The integration of CLOS is mainly the fact that the functions that take a jobject also accept a CLOS instances of the class standard-java-object, which has a slot containing the jobject to use. That includes arguments to Java callers, Java arrays in the array interface, and return values from Lisp to Java. However, values that come from Java to Lisp (return values of caller, arguments in Java to Lisp calls), are always a jobject or primitives.
You can create a subclass of standard-java-object either by the usual way of including it (or a subclass of it) in the superclasses of your class, or by using the keywords arguments to importing functions and macro. To be able to construct a jobject for a class without the constructor, the class-name must be passed to define-java-constructor. This is done automatically by the importing functions.
When defining the class using the importing function, you can force it to create the complete hierarchy of superclasses to match all Java superclasses and implemented interfaces. This creates overhead and is not necessarily useful, but in some circumstances it may be what you need. You can also force the hierarchy explicitly by using ensure-lisp-classes-from-tree.
The jobject in an instance of standard-java-object can be read and written by the accessor
java-instance-jobject. Alternatively you can call create-instance-jobject or create-instance-jobject-list to create the jobject for a given instance.

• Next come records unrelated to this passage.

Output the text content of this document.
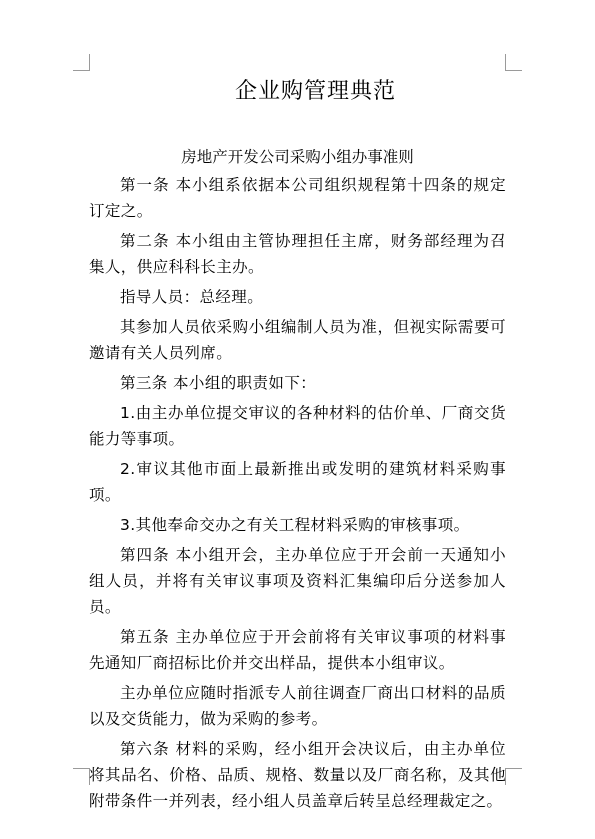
企业购管理典范
房地产开发公司采购小组办事准则

第一条 本小组系依据本公司组织规程第十四条的规定订定之。

第二条 本小组由主管协理担任主席，财务部经理为召集人，供应科科长主办。

指导人员：总经理。

其参加人员依采购小组编制人员为准，但视实际需要可邀请有关人员列席。

第三条 本小组的职责如下：

1.由主办单位提交审议的各种材料的估价单、厂商交货能力等事项。

2.审议其他市面上最新推出或发明的建筑材料采购事项。

3.其他奉命交办之有关工程材料采购的审核事项。

第四条 本小组开会，主办单位应于开会前一天通知小组人员，并将有关审议事项及资料汇集编印后分送参加人员。

第五条 主办单位应于开会前将有关审议事项的材料事先通知厂商招标比价并交出样品，提供本小组审议。

主办单位应随时指派专人前往调查厂商出口材料的品质以及交货能力，做为采购的参考。

第六条 材料的采购，经小组开会决议后，由主办单位将其品名、价格、品质、规格、数量以及厂商名称，及其他附带条件一并列表，经小组人员盖章后转呈总经理裁定之。
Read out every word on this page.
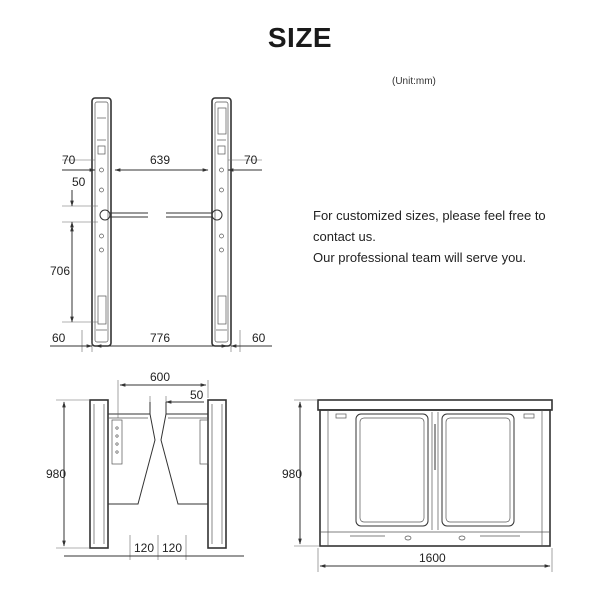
SIZE
(Unit:mm)
For customized sizes, please feel free to
contact us.
Our professional team will serve you.
70	639	70
50
706
60	776	60
600
50
980
120 120
980
1600
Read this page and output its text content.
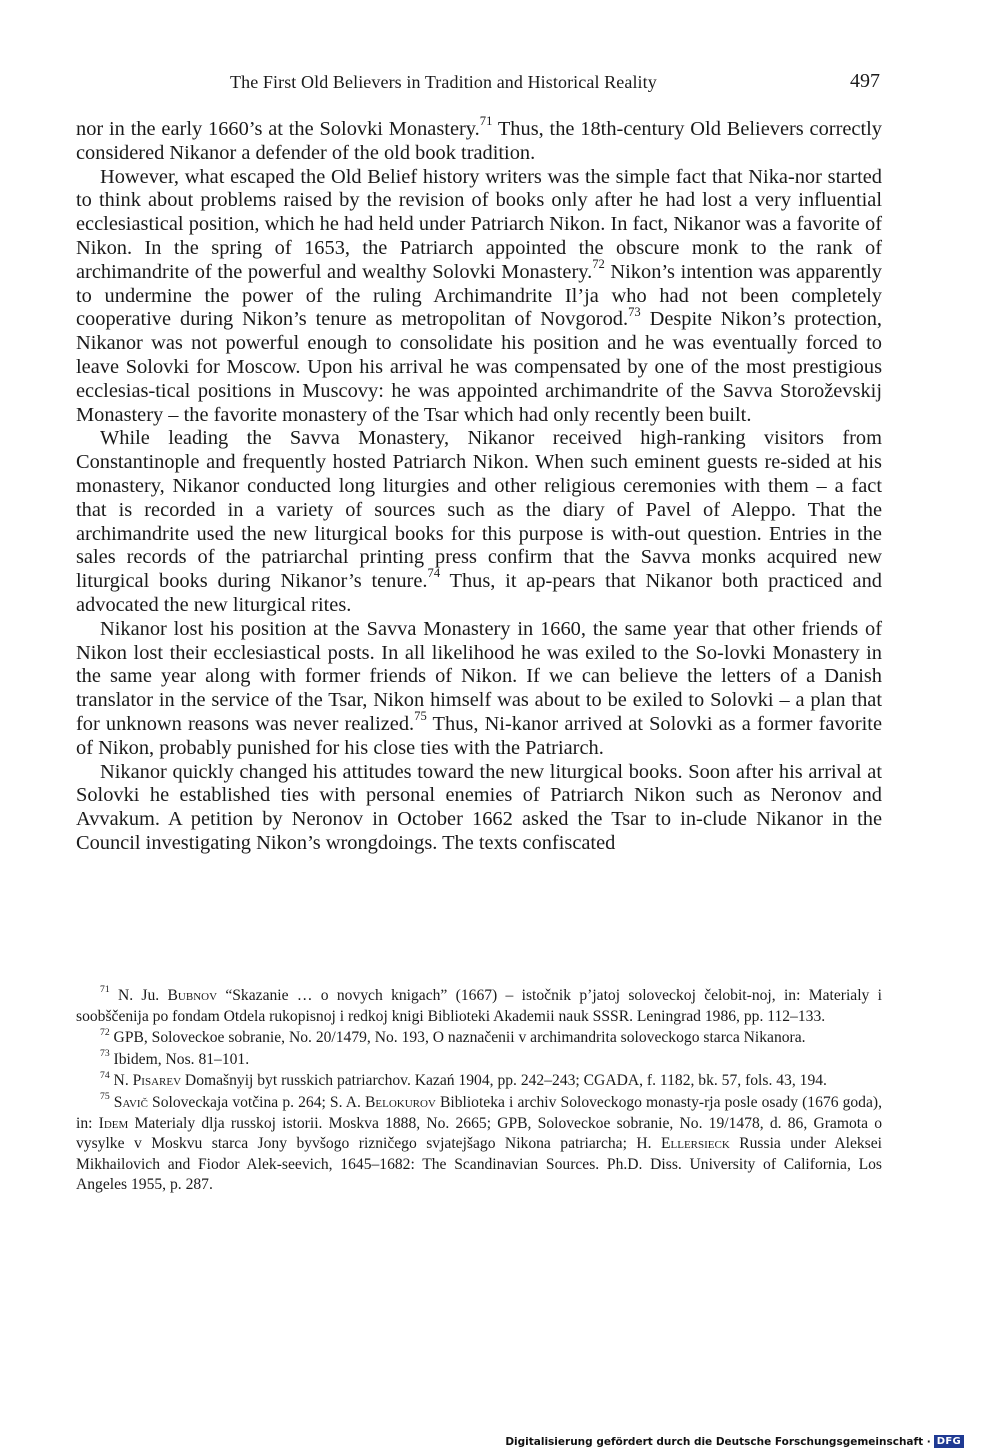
The First Old Believers in Tradition and Historical Reality	497

nor in the early 1660’s at the Solovki Monastery.$^{71}$ Thus, the 18th-century Old Believers correctly considered Nikanor a defender of the old book tradition.

However, what escaped the Old Belief history writers was the simple fact that Nika-nor started to think about problems raised by the revision of books only after he had lost a very influential ecclesiastical position, which he had held under Patriarch Nikon. In fact, Nikanor was a favorite of Nikon. In the spring of 1653, the Patriarch appointed the obscure monk to the rank of archimandrite of the powerful and wealthy Solovki Monastery.$^{72}$ Nikon’s intention was apparently to undermine the power of the ruling Archimandrite Il’ja who had not been completely cooperative during Nikon’s tenure as metropolitan of Novgorod.$^{73}$ Despite Nikon’s protection, Nikanor was not powerful enough to consolidate his position and he was eventually forced to leave Solovki for Moscow. Upon his arrival he was compensated by one of the most prestigious ecclesias-tical positions in Muscovy: he was appointed archimandrite of the Savva Storoževskij Monastery – the favorite monastery of the Tsar which had only recently been built.

While leading the Savva Monastery, Nikanor received high-ranking visitors from Constantinople and frequently hosted Patriarch Nikon. When such eminent guests re-sided at his monastery, Nikanor conducted long liturgies and other religious ceremonies with them – a fact that is recorded in a variety of sources such as the diary of Pavel of Aleppo. That the archimandrite used the new liturgical books for this purpose is with-out question. Entries in the sales records of the patriarchal printing press confirm that the Savva monks acquired new liturgical books during Nikanor’s tenure.$^{74}$ Thus, it ap-pears that Nikanor both practiced and advocated the new liturgical rites.

Nikanor lost his position at the Savva Monastery in 1660, the same year that other friends of Nikon lost their ecclesiastical posts. In all likelihood he was exiled to the So-lovki Monastery in the same year along with former friends of Nikon. If we can believe the letters of a Danish translator in the service of the Tsar, Nikon himself was about to be exiled to Solovki – a plan that for unknown reasons was never realized.$^{75}$ Thus, Ni-kanor arrived at Solovki as a former favorite of Nikon, probably punished for his close ties with the Patriarch.

Nikanor quickly changed his attitudes toward the new liturgical books. Soon after his arrival at Solovki he established ties with personal enemies of Patriarch Nikon such as Neronov and Avvakum. A petition by Neronov in October 1662 asked the Tsar to in-clude Nikanor in the Council investigating Nikon’s wrongdoings. The texts confiscated

$^{71}$ N. Ju. Bubnov “Skazanie … o novych knigach” (1667) – istočnik p’jatoj soloveckoj čelobit-noj, in: Materialy i soobščenija po fondam Otdela rukopisnoj i redkoj knigi Biblioteki Akademii nauk SSSR. Leningrad 1986, pp. 112–133.

$^{72}$ GPB, Soloveckoe sobranie, No. 20/1479, No. 193, O naznačenii v archimandrita soloveckogo starca Nikanora.

$^{73}$ Ibidem, Nos. 81–101.

$^{74}$ N. Pisarev Domašnyij byt russkich patriarchov. Kazań 1904, pp. 242–243; CGADA, f. 1182, bk. 57, fols. 43, 194.

$^{75}$ Savič Soloveckaja votčina p. 264; S. A. Belokurov Biblioteka i archiv Soloveckogo monasty-rja posle osady (1676 goda), in: Idem Materialy dlja russkoj istorii. Moskva 1888, No. 2665; GPB, Soloveckoe sobranie, No. 19/1478, d. 86, Gramota o vysylke v Moskvu starca Jony byvšogo rizničego svjatejšago Nikona patriarcha; H. Ellersieck Russia under Aleksei Mikhailovich and Fiodor Alek-seevich, 1645–1682: The Scandinavian Sources. Ph.D. Diss. University of California, Los Angeles 1955, p. 287.

Digitalisierung gefördert durch die Deutsche Forschungsgemeinschaft · DFG
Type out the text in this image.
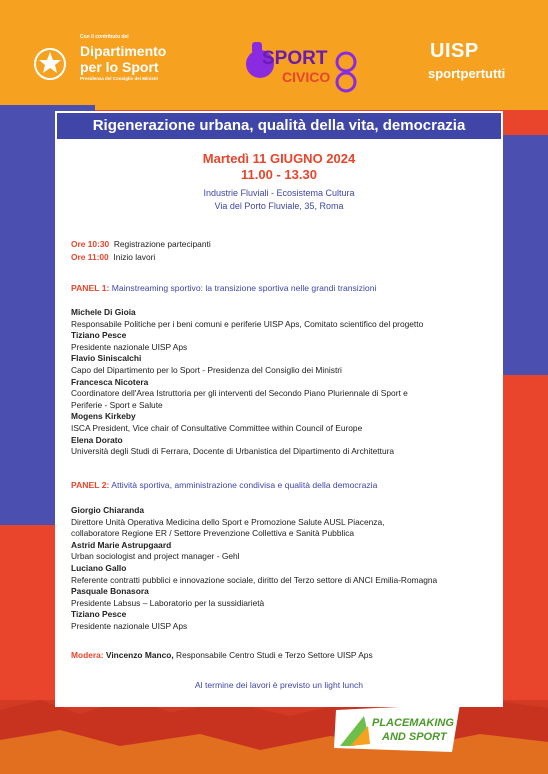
Con il contributo del
Dipartimento
per lo Sport
Presidenza del Consiglio dei Ministri
SPORT
CIVICO
UISP
sportpertutti
Rigenerazione urbana, qualità della vita, democrazia
Martedì 11 GIUGNO 2024
11.00 - 13.30
Industrie Fluviali - Ecosistema Cultura
Via del Porto Fluviale, 35, Roma
Ore 10:30 Registrazione partecipanti
Ore 11:00 Inizio lavori
PANEL 1: Mainstreaming sportivo: la transizione sportiva nelle grandi transizioni
Michele Di Gioia
Responsabile Politiche per i beni comuni e periferie UISP Aps, Comitato scientifico del progetto
Tiziano Pesce
Presidente nazionale UISP Aps
Flavio Siniscalchi
Capo del Dipartimento per lo Sport - Presidenza del Consiglio dei Ministri
Francesca Nicotera
Coordinatore dell'Area Istruttoria per gli interventi del Secondo Piano Pluriennale di Sport e
Periferie - Sport e Salute
Mogens Kirkeby
ISCA President, Vice chair of Consultative Committee within Council of Europe
Elena Dorato
Università degli Studi di Ferrara, Docente di Urbanistica del Dipartimento di Architettura
PANEL 2: Attività sportiva, amministrazione condivisa e qualità della democrazia
Giorgio Chiaranda
Direttore Unità Operativa Medicina dello Sport e Promozione Salute AUSL Piacenza,
collaboratore Regione ER / Settore Prevenzione Collettiva e Sanità Pubblica
Astrid Marie Astrupgaard
Urban sociologist and project manager - Gehl
Luciano Gallo
Referente contratti pubblici e innovazione sociale, diritto del Terzo settore di ANCI Emilia-Romagna
Pasquale Bonasora
Presidente Labsus – Laboratorio per la sussidiarietà
Tiziano Pesce
Presidente nazionale UISP Aps
Modera: Vincenzo Manco, Responsabile Centro Studi e Terzo Settore UISP Aps
Al termine dei lavori è previsto un light lunch
PLACEMAKING
AND SPORT
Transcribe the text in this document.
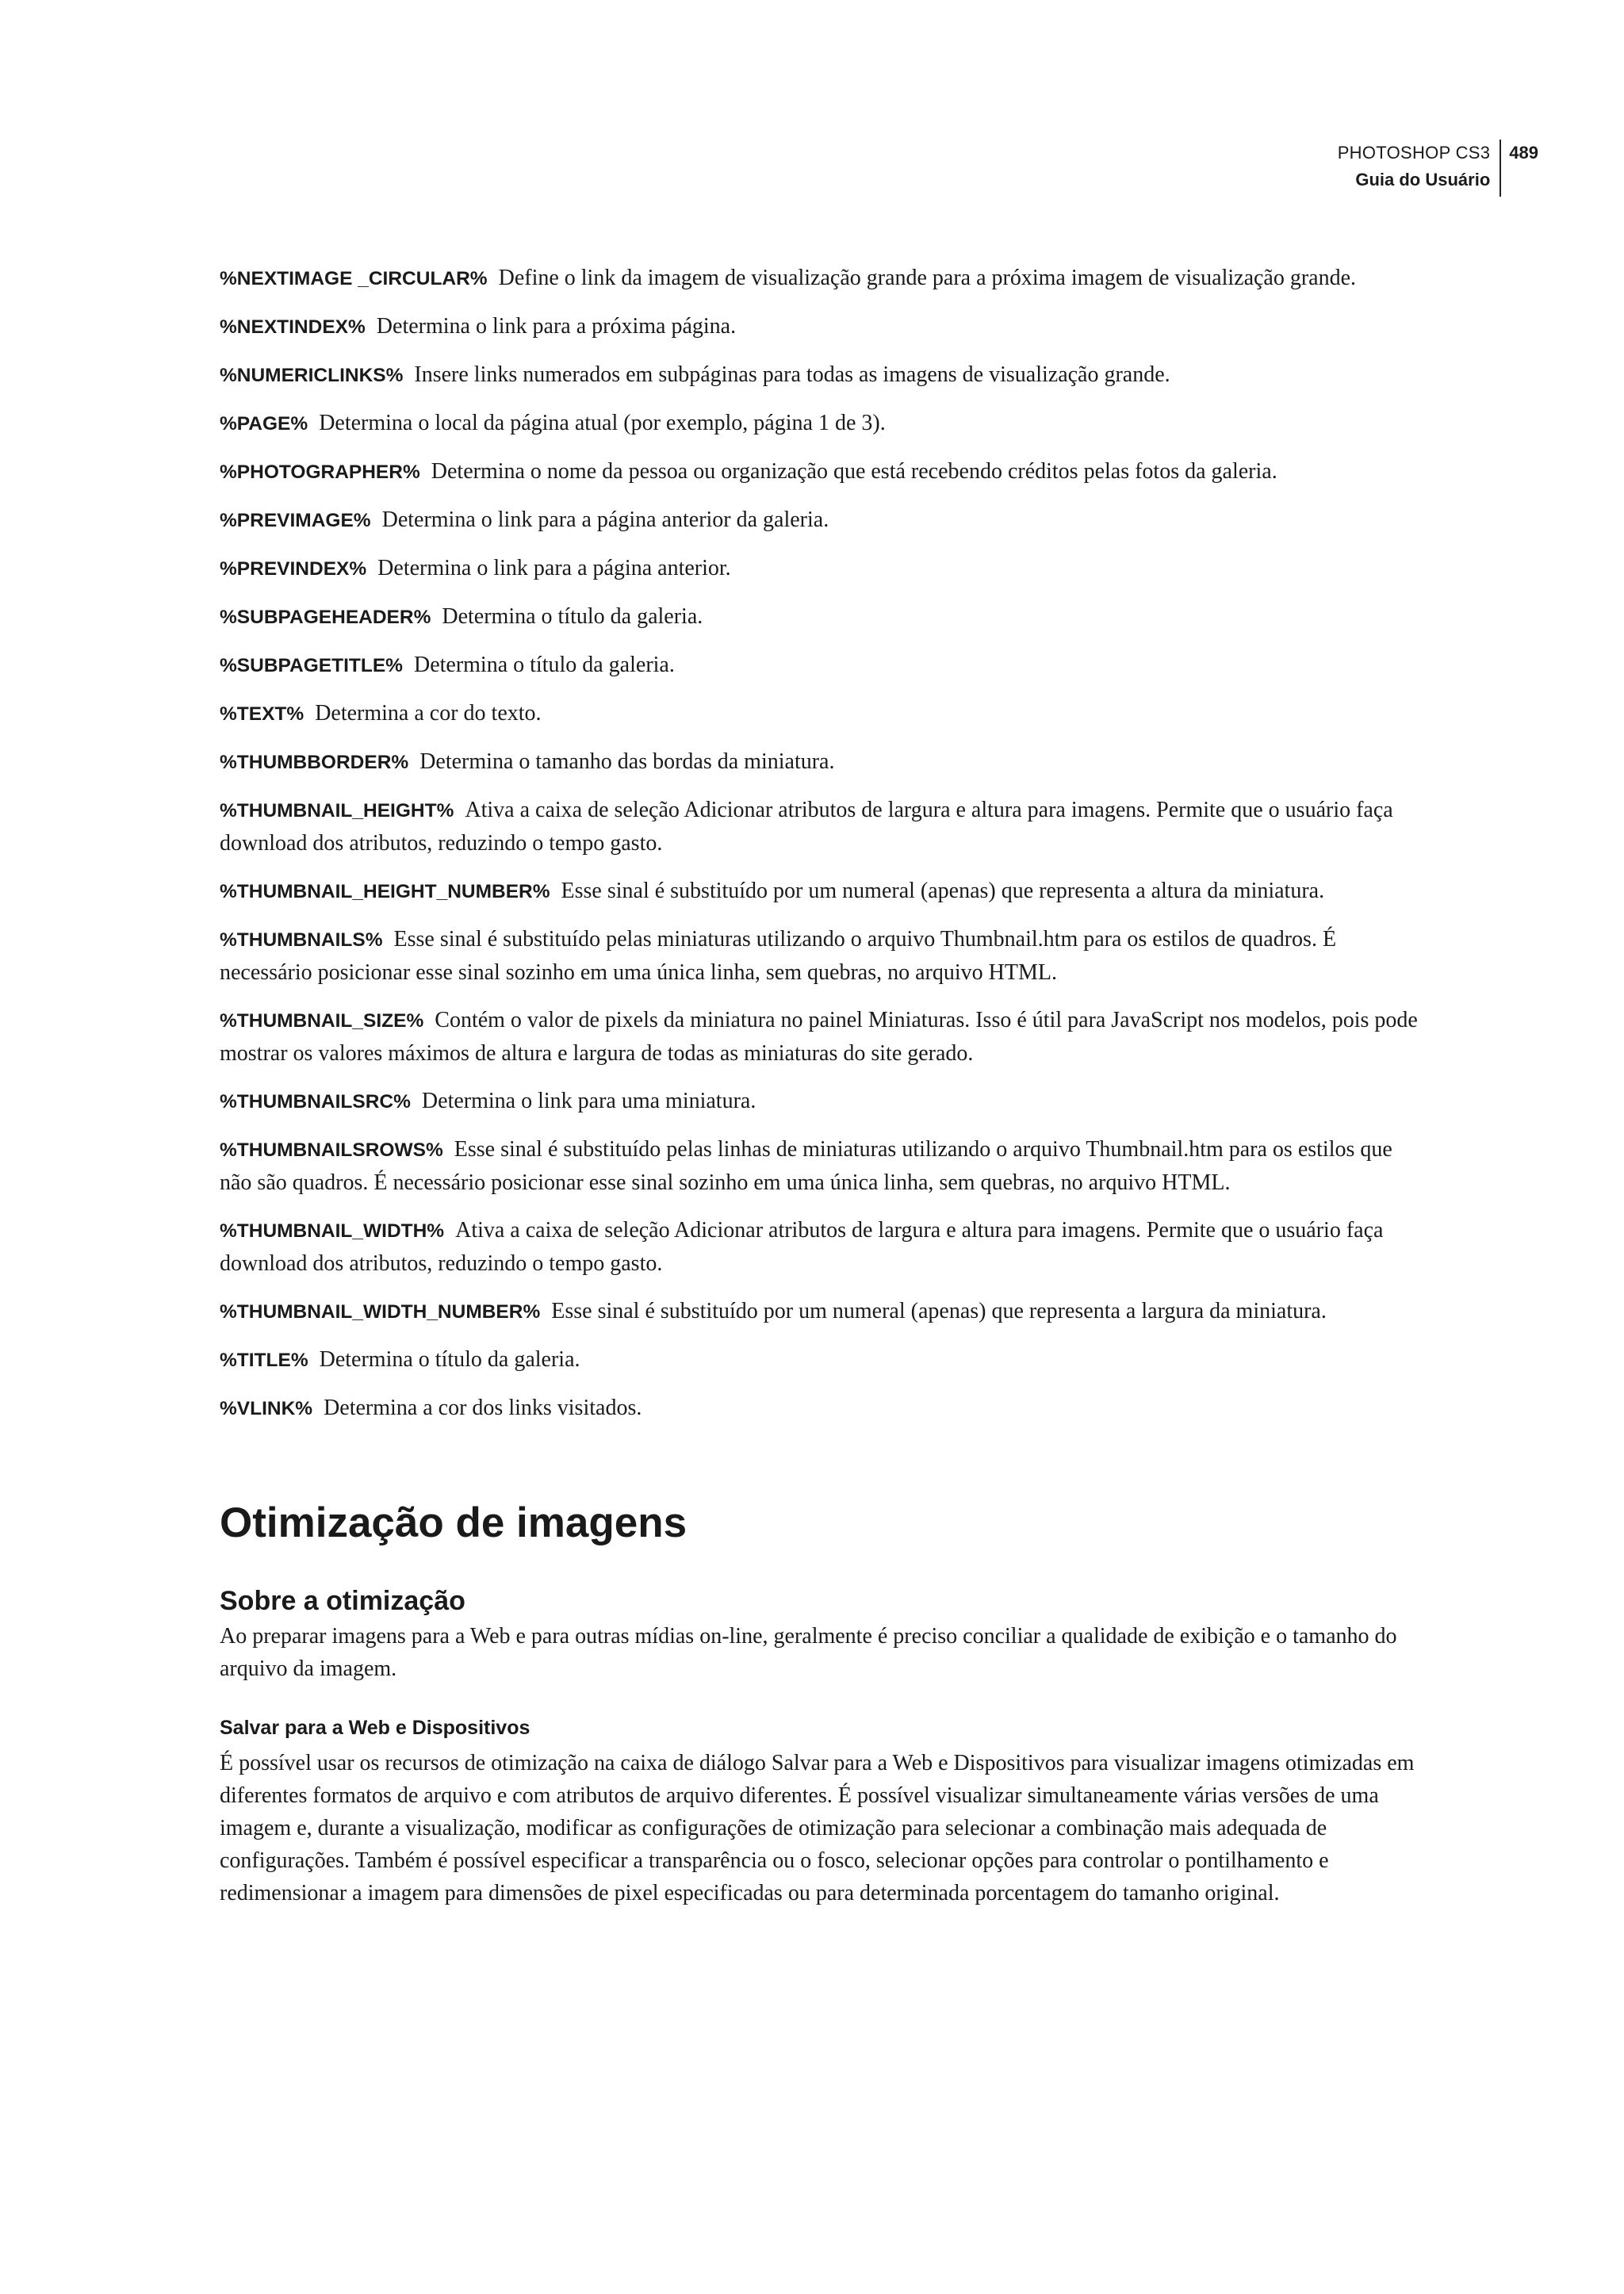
PHOTOSHOP CS3
Guia do Usuário
489
%NEXTIMAGE _CIRCULAR% Define o link da imagem de visualização grande para a próxima imagem de visualização grande.
%NEXTINDEX% Determina o link para a próxima página.
%NUMERICLINKS% Insere links numerados em subpáginas para todas as imagens de visualização grande.
%PAGE% Determina o local da página atual (por exemplo, página 1 de 3).
%PHOTOGRAPHER% Determina o nome da pessoa ou organização que está recebendo créditos pelas fotos da galeria.
%PREVIMAGE% Determina o link para a página anterior da galeria.
%PREVINDEX% Determina o link para a página anterior.
%SUBPAGEHEADER% Determina o título da galeria.
%SUBPAGETITLE% Determina o título da galeria.
%TEXT% Determina a cor do texto.
%THUMBBORDER% Determina o tamanho das bordas da miniatura.
%THUMBNAIL_HEIGHT% Ativa a caixa de seleção Adicionar atributos de largura e altura para imagens. Permite que o usuário faça download dos atributos, reduzindo o tempo gasto.
%THUMBNAIL_HEIGHT_NUMBER% Esse sinal é substituído por um numeral (apenas) que representa a altura da miniatura.
%THUMBNAILS% Esse sinal é substituído pelas miniaturas utilizando o arquivo Thumbnail.htm para os estilos de quadros. É necessário posicionar esse sinal sozinho em uma única linha, sem quebras, no arquivo HTML.
%THUMBNAIL_SIZE% Contém o valor de pixels da miniatura no painel Miniaturas. Isso é útil para JavaScript nos modelos, pois pode mostrar os valores máximos de altura e largura de todas as miniaturas do site gerado.
%THUMBNAILSRC% Determina o link para uma miniatura.
%THUMBNAILSROWS% Esse sinal é substituído pelas linhas de miniaturas utilizando o arquivo Thumbnail.htm para os estilos que não são quadros. É necessário posicionar esse sinal sozinho em uma única linha, sem quebras, no arquivo HTML.
%THUMBNAIL_WIDTH% Ativa a caixa de seleção Adicionar atributos de largura e altura para imagens. Permite que o usuário faça download dos atributos, reduzindo o tempo gasto.
%THUMBNAIL_WIDTH_NUMBER% Esse sinal é substituído por um numeral (apenas) que representa a largura da miniatura.
%TITLE% Determina o título da galeria.
%VLINK% Determina a cor dos links visitados.
Otimização de imagens
Sobre a otimização

Ao preparar imagens para a Web e para outras mídias on-line, geralmente é preciso conciliar a qualidade de exibição e o tamanho do arquivo da imagem.

Salvar para a Web e Dispositivos

É possível usar os recursos de otimização na caixa de diálogo Salvar para a Web e Dispositivos para visualizar imagens otimizadas em diferentes formatos de arquivo e com atributos de arquivo diferentes. É possível visualizar simultaneamente várias versões de uma imagem e, durante a visualização, modificar as configurações de otimização para selecionar a combinação mais adequada de configurações. Também é possível especificar a transparência ou o fosco, selecionar opções para controlar o pontilhamento e redimensionar a imagem para dimensões de pixel especificadas ou para determinada porcentagem do tamanho original.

A simple interface for making an instance and its jobject together is make-java-instance, but this does not provide a way to pass arguments to make-instance. The initarg
:construct to make-instance on a subclass of standard-java-object can be used to make the instance and the jobject. Note, however, that the jobject is created in the
cl:initialize-instance method of standard-java-object, which may or may not be called before your
cl:initialize-instance methods (depending on the order of the superclasses). To ensure that the jobject is created after the CLOS instance initialization is complete, do not pass the
:construct initarg, and instead call create-instance-jobject or create-instance-jobject-list afterwards.
The argument to create-instance-jobject-list and to the
:construct initarg is either a list of arguments to the constructor, or
t, which means use the default arguments list. The default arguments list is created by calling default-constructor-arguments on the instance. The default method returns
nil, which is good enough for some Java classes, but not all. Note that if you pass
:construct to make-instance, default-constructor-arguments will be called on the instance before all the
cl:initialize-instance methods have been called, which may be a problem if it depends on some values that may be put in by other
cl:initialize-instance methods. To avoid this issue use create-instance-jobject-list with
t on the result of make-instance.
If you have a jobject, and there is a CLOS class defined for its Java class, you can create a CLOS instance for it using create-instance-from-jobject. create-instance-from-jobject finds the class using the record that is created by record-java-class-lisp-symbol. The call to record-java-class-lisp-symbol is done automatically by the importing interface, but you can also call it directly.